Что оставалось делать жене после таких слов? Крепко поцеловав его на дорогу, она попросила Семена беречь графа и долго смотрела ему вслед, пока не скрылась кибитка и не затух колокольный звон.

 

А что виновник всех этих бед? Взятая им Москва горела. Доставка фуража срывалась. Усложнилась доставка продовольствия. В армии появились мародеры, дисциплина падала. Бонапарт лучше всех понимал, что дальше так продолжаться не может. И он трижды обращался к Александру с предложением почетного для него мира. Но император молчал. У Бонапарта был последний шанс: дать русским крестьянам свободу. Но, бывший революционный генерал, сторонник Робеспьера, став императором, на это не пошел.
Ему ничего не оставалось, как дать приказ на оставление Москвы. Но как выходить обратно? И Бонапарт решил идти по новой калужской дороге. Это позволило бы ему идти по местам, где имелось продовольствие. Но исполнению его желания помешал Кутузов. У Малоярославца разгорелся бой. Город восемь раз переходил из рук в руки. В конце концов остался за французами.

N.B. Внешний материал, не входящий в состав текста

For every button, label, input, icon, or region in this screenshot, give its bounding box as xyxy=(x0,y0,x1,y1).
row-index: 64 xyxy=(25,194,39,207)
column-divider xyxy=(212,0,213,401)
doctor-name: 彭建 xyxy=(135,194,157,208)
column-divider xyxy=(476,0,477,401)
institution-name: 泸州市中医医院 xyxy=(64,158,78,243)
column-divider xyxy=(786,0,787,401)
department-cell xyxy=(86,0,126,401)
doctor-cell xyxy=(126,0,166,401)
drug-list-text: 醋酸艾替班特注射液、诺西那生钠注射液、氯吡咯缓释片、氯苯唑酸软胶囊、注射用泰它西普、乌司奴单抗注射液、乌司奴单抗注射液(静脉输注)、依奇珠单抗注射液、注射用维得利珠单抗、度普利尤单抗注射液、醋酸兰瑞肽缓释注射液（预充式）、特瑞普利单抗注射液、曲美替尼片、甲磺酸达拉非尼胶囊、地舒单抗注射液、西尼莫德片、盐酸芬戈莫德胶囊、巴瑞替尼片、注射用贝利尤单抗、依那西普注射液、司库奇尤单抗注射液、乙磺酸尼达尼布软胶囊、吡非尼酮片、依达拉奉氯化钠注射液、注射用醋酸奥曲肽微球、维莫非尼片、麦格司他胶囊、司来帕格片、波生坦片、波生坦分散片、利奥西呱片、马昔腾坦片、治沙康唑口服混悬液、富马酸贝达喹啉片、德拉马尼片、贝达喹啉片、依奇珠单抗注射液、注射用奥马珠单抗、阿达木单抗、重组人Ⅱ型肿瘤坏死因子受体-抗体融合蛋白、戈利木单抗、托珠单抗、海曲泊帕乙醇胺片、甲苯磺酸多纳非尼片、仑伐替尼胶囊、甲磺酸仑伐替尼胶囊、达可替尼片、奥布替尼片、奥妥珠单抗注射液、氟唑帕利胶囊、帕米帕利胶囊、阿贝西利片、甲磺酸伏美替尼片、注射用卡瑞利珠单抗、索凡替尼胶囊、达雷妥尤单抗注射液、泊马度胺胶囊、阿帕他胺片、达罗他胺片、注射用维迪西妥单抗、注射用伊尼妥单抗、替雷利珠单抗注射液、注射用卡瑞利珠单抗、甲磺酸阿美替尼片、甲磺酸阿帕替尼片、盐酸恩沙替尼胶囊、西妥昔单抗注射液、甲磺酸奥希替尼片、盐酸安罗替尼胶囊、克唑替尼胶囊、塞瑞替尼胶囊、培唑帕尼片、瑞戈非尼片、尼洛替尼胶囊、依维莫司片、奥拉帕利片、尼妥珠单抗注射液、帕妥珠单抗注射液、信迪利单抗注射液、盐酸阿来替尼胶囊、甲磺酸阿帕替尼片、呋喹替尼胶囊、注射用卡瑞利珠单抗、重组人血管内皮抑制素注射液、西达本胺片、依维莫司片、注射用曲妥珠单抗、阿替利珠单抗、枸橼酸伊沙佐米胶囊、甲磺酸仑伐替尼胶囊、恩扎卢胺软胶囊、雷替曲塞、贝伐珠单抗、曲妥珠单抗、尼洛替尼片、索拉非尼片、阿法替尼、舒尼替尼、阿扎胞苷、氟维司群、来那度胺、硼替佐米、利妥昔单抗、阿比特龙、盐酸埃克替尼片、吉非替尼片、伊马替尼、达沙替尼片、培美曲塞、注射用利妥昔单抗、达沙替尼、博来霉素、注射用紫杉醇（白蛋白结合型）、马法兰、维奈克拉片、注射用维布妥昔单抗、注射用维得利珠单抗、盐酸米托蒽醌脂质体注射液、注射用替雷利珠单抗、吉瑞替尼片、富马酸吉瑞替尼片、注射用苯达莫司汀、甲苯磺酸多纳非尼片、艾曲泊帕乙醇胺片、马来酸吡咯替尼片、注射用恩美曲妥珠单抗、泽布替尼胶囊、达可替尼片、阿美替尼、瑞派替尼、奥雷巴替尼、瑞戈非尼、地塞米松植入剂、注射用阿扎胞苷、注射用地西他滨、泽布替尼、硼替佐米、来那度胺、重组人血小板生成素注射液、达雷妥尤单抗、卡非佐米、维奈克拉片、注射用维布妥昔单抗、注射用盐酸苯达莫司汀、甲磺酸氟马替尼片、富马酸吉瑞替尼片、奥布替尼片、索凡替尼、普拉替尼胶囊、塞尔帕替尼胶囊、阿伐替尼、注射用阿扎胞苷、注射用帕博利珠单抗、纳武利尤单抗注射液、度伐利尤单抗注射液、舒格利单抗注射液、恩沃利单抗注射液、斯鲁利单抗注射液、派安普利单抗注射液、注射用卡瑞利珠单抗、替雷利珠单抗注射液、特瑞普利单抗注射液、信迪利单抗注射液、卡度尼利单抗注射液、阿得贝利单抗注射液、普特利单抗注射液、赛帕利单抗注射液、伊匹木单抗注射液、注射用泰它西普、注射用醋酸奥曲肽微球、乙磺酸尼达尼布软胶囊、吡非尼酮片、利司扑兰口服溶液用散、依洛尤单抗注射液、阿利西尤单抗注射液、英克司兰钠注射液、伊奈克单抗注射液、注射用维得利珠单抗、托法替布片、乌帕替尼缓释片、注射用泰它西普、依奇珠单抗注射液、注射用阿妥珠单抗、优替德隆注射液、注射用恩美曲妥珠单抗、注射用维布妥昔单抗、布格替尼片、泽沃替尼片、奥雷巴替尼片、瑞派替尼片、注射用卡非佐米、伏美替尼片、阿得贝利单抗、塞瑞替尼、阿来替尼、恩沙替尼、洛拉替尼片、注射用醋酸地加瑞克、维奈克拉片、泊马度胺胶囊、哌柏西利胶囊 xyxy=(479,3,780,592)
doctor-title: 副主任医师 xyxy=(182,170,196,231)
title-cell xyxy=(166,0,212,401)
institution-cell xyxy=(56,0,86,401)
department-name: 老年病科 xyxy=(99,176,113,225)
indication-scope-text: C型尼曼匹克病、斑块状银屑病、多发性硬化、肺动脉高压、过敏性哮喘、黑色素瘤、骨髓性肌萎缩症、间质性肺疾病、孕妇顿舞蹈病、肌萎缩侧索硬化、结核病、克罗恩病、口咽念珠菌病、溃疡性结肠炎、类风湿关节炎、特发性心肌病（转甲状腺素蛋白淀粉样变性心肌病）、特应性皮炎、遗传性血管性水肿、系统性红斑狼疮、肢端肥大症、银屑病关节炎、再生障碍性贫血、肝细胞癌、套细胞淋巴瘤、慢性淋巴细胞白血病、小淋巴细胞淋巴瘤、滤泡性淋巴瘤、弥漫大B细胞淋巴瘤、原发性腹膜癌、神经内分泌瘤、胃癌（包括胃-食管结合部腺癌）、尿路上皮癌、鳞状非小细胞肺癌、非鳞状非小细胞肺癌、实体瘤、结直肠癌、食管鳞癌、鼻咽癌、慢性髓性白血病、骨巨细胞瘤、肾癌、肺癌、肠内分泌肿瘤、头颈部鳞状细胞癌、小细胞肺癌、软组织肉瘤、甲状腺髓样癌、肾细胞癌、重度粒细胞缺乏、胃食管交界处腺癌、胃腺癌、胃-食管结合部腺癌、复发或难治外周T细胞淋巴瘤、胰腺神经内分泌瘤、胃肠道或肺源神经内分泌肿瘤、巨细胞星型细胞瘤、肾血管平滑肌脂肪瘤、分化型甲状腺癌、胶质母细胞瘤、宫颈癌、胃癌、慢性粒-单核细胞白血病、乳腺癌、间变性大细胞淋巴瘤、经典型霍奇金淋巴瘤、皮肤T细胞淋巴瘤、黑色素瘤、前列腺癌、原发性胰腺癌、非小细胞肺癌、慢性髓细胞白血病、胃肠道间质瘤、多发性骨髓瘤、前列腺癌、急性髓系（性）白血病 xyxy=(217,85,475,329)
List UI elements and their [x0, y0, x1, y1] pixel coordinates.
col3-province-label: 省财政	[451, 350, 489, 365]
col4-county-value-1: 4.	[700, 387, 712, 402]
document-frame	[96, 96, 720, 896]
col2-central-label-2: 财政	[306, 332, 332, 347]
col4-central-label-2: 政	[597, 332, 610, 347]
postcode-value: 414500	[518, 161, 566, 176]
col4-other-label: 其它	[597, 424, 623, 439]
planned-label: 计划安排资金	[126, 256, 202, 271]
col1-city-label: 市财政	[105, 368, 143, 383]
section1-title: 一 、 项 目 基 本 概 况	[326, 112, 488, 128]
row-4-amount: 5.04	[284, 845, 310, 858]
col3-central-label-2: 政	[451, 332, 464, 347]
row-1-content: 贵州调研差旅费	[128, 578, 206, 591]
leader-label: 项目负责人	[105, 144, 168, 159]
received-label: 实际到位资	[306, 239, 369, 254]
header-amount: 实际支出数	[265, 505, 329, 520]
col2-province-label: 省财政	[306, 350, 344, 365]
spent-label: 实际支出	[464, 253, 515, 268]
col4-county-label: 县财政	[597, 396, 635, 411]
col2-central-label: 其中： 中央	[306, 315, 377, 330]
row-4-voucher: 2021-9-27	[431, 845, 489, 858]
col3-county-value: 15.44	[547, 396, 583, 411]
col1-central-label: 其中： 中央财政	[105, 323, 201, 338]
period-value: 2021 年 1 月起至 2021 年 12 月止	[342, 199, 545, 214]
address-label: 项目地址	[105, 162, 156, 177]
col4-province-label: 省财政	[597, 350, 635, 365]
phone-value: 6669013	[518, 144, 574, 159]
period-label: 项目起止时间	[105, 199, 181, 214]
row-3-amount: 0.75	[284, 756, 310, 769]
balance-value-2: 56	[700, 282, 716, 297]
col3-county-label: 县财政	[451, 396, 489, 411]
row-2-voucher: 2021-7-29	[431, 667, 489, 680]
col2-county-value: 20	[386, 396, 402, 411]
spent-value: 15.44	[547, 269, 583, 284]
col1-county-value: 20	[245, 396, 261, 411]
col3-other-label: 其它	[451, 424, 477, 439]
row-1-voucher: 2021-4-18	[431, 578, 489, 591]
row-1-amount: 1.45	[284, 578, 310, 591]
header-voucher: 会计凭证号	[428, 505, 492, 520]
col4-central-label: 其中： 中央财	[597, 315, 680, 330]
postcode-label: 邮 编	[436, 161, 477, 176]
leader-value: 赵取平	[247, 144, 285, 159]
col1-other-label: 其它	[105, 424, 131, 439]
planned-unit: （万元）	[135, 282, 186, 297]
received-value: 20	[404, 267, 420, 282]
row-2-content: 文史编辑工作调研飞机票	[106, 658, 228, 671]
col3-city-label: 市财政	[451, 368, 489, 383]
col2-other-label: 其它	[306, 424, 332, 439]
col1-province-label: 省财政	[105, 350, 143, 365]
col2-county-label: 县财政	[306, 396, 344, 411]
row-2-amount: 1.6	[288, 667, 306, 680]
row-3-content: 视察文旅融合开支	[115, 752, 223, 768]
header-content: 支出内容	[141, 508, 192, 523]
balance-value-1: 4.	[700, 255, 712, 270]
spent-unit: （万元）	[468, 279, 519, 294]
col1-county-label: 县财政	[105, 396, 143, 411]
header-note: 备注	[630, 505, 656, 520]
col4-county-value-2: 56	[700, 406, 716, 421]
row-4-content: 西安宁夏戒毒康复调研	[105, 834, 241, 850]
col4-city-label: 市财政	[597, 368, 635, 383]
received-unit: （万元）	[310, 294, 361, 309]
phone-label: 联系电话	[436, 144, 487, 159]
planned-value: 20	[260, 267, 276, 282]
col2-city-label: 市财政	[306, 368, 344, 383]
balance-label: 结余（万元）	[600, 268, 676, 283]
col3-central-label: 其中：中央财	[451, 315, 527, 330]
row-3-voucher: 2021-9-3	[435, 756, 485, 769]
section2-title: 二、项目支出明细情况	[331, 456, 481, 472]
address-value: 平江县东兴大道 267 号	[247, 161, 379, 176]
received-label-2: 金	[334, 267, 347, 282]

А утром следующего дня Бонапарт чуть не попал в плен, когда с группой генералов решил осмотреть русские позиции. На них напали казаки. Мюрат, Бессьер и несколько офицеров окружили императора и стали отбиваться. Спасли их подоспевшие гвардейские егеря и польская конница.
На военном Совете в селе Городни французы поняли, как поменялась обстановка. Теперь Кутузов искал генерального сражения. Но Наполеон на него не решился. Пришлось возвращаться на старую калужскую дорогу. Бонапарт, чтобы подбодрить солдат личным примером, шел вместе с ними, с палкой в руке, перенося все тяготы русской зимы.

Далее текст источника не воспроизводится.